D20Statistical analysisFabrication DetectionLayer 2 (Contextual)

Conditional Independence Violations

Checks specific pairs of variables against the relationships physiology says they must have. Some pairs should correlate (such as systolic and diastolic blood pressure) and in a known direction; others should be related only through a third variable, so controlling for that mediator makes the correlation disappear. The indicator uses a dictionary of domain-knowledge triples and flags pairs whose correlation is missing, has the wrong sign, or persists after the mediator is controlled for.

Technical description

A contextual screen testing named variable pairs against expected dependence or conditional independence from a domain-knowledge dictionary. Each entry specifies two variables, an expected correlation range, whether they should be independent after conditioning on a third mediator, and aliases. For a dependent pair, it computes the Pearson correlation and flags it when the magnitude is much weaker than expected OR when the correlation runs in the wrong direction (an expected-negative relationship appearing positive or the reverse, which a magnitude-only check would miss). For a mediated pair, it computes the unconditional correlation and, when meaningful, the partial correlation controlling for the mediator, flagging when a strong residual correlation remains. The failure rates among dependent and mediated pairs set the score.

How it works

Layer 2 (contextual): each triple whose variables map to numeric columns with at least ten complete rows is checked. A dependent pair fails when its correlation is below the expected lower magnitude by more than 0.10, or when the expected range lies wholly on one side of zero but the observed correlation is meaningfully on the other (wrong sign).

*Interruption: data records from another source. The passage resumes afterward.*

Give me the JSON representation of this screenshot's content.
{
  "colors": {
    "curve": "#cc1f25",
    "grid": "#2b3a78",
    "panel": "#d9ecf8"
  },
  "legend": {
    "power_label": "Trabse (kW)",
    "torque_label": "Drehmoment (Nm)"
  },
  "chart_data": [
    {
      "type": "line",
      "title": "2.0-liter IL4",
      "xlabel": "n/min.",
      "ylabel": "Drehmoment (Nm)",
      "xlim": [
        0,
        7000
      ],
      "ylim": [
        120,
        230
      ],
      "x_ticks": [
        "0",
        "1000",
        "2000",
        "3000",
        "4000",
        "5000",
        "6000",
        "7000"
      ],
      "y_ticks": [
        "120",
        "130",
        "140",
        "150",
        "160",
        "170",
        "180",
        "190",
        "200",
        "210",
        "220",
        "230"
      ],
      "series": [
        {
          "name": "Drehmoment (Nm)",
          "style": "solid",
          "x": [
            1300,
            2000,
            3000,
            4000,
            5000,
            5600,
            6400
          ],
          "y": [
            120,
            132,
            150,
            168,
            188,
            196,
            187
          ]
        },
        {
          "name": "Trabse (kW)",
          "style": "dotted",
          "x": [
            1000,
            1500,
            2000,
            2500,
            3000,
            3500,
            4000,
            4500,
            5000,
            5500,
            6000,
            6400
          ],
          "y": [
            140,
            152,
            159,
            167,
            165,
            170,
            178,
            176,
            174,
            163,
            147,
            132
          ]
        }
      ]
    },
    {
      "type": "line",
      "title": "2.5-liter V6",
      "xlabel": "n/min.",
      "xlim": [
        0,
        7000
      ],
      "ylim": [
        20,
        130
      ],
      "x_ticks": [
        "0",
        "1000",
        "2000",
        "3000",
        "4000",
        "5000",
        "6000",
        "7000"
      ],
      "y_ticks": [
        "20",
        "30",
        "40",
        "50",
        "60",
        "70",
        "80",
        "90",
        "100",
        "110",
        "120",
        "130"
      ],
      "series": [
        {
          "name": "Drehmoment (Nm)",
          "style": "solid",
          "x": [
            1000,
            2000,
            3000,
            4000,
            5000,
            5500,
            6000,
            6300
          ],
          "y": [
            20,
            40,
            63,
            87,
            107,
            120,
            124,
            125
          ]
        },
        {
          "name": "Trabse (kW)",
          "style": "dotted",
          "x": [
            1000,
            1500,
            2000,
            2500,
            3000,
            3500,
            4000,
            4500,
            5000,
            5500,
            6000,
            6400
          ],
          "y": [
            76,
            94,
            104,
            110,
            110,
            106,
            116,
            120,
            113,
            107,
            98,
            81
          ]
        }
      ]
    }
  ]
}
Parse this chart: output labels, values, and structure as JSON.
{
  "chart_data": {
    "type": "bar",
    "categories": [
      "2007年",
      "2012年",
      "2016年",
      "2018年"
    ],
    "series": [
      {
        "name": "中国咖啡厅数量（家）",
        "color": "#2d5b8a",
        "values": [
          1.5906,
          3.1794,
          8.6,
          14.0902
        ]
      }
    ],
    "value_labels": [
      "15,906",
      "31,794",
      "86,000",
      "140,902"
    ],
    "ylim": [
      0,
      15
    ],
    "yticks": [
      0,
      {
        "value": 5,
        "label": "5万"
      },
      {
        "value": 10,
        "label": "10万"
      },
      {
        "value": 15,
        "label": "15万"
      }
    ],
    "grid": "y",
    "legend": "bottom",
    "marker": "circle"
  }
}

A mediated pair is checked only when its unconditional correlation exceeds 0.15, and fails when the partial correlation (regressing out the mediator) both exceeds 0.20 and is significantly nonzero by the Fisher z-transform test at five percent. The score sums a dependent-pair contribution (bands at 20, 40, 60 percent failure) and a more heavily weighted mediated-pair contribution (bands at 25, 50 percent), capped at 5.0. Findings name the variables, observed and expected correlations, and any residual partial. Metadata records the per-type and total checked and failed counts, the failure rates for both pair types, and the smallest Fisher z partial-correlation p-value among mediated pairs.

Why this matters

Domain knowledge specifies not just that variables relate but exactly how (strength, direction, conditional structure), and these specifics are far harder to fabricate than a generic correlation. Taloni and colleagues showed a model can fabricate a clinical dataset whose variables fail to carry realistic relationships, and the use of correlation structure to separate genuine from invented data is established (Al-Marzouki and colleagues; Simonsohn). D20 sharpens this with literature-anchored expectations: an expected coupling that is absent, a known negative relationship appearing positive, or a mediation that fails to remove a correlation are each specific, checkable contradictions. The wrong-direction check is especially hard to evade, because reproducing the correct sign of every physiological relationship requires the generator to encode the underlying biology.

Score thresholds

0: Expected correlations are present and mediated pairs become independent as predicted.
1-2: Some expected relationships are missing, reversed, or fail to mediate.
3-5: Many domain-expected dependence or independence relationships are violated.

Limitations

Can only test variable pairs in its triples dictionary whose names it matches to columns, so unencoded relationships or unrecognisably named columns are not examined, and the absence of violations is only as informative as the pairs checkable. Correlation and partial correlation are linear, so a genuine non-linear dependence can appear weak and be misread as missing, and the partial correlation controls for a single linear mediator only. The expected ranges and thresholds (unconditional minimum 0.15, partial threshold 0.20, sign threshold 0.10, weakness margin 0.10) are from the literature but applied as fixed cutoffs. Real populations can differ from reference ranges for legitimate case-mix reasons, so a flag prompts investigation. The global correlation-matrix structure is assessed by D1 and S17 and conditional correlations broadly by D11.